N° 287
du 03/02/2004
Economie

A Bombay
Le Prix Nobel d’économie 2001, l’Américain Stiglitz plaide
pour une «politique sociale» et épingle la Banque mondiale et le FMI
L’Américain Joseph Stiglitz, Prix Nobel d’économie en 2001, a plaidé lors du Forum social mondial de Bombay, en faveur d’une politique de protection sociale, préoccupation ignorée par les «technocrates» des institutions financières. «Un des plus importants aspects de la pauvreté est l’insécurité (économique).

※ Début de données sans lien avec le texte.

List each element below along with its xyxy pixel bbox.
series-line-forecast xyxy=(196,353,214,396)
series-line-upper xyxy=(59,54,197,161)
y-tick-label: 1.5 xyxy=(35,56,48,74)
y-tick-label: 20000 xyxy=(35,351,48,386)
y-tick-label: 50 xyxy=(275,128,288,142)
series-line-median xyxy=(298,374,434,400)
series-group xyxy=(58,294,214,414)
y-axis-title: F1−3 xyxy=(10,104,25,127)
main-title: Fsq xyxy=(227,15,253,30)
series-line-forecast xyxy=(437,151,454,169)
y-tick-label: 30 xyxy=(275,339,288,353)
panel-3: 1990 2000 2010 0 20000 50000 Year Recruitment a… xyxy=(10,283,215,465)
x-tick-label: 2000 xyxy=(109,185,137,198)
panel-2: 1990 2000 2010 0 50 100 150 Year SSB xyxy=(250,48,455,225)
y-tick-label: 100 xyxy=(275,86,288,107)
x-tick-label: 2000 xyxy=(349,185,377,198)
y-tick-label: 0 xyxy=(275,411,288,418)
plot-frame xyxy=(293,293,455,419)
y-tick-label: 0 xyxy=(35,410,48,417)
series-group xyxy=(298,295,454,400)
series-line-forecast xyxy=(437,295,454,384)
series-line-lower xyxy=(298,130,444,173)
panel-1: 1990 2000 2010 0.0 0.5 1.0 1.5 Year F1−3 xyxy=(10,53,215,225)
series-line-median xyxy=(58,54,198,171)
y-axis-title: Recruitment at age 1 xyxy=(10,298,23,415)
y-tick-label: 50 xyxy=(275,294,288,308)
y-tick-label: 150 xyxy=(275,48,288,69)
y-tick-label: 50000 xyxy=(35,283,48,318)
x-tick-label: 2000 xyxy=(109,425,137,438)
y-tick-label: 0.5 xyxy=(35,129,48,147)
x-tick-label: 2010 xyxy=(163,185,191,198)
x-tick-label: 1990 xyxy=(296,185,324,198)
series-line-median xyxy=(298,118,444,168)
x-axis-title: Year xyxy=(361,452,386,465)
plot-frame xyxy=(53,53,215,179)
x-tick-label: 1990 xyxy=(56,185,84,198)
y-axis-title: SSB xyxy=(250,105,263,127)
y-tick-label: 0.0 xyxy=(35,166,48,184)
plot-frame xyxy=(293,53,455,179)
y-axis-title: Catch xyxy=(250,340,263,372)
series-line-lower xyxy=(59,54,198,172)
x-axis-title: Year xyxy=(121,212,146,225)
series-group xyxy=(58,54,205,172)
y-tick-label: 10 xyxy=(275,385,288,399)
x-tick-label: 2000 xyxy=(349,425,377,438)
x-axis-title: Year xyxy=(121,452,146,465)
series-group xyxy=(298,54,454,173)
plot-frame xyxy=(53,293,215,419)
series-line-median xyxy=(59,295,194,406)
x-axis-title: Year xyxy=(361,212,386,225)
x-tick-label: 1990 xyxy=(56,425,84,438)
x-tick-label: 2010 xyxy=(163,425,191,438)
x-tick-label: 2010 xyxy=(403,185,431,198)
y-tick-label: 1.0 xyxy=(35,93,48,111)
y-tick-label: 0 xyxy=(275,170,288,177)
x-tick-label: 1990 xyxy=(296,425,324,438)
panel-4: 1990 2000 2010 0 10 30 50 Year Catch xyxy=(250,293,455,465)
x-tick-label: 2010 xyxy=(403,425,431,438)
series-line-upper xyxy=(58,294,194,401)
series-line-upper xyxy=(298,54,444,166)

Il faut renforcer la protection sociale qui ne figure pas à l’ordre du jour de ceux qui parlent de réformes économiques», a lancé l’ancien économiste en chef de la Banque mondiale, devenu son plus grand pourfendeur.
«Il faut mettre en œuvre un agenda élargi de politiques visant à accroître la protection sociale», qui assurerait notamment la «création d’emplois» et «une croissance qui profite aux exclus», a-t-il ajouté devant des milliers de personnes réunies pour une conférence intitulée «Mondialisation, sécurité économique et sociale». Cette conférence a été l’une des plus courues du FSM. «La protection sociale ne figure pas à l’ordre du jour» des institutions financières internationales, comme le Fonds monétaire international (FMI), a déploré Joseph Stiglitz. «Non seulement (ces institutions) n’ont pas réussi à assurer la croissance mais, en plus, elles ont fait reculer la protection sociale. La politique économique ne peut pas être déléguée aux technocrates des banques centrales ou à ceux des institutions financières internationales», en a-t-il conclu. Les grandes agences «veulent imposer des politiques dont il est devenu évident» qu’elles ne fonctionnent pas, même pas dans une optique néo-libérale, selon le Prix Nobel d’économie, qui avait démissionné en 2000 de son poste d’économiste en chef et de vice-président de la Banque mondiale.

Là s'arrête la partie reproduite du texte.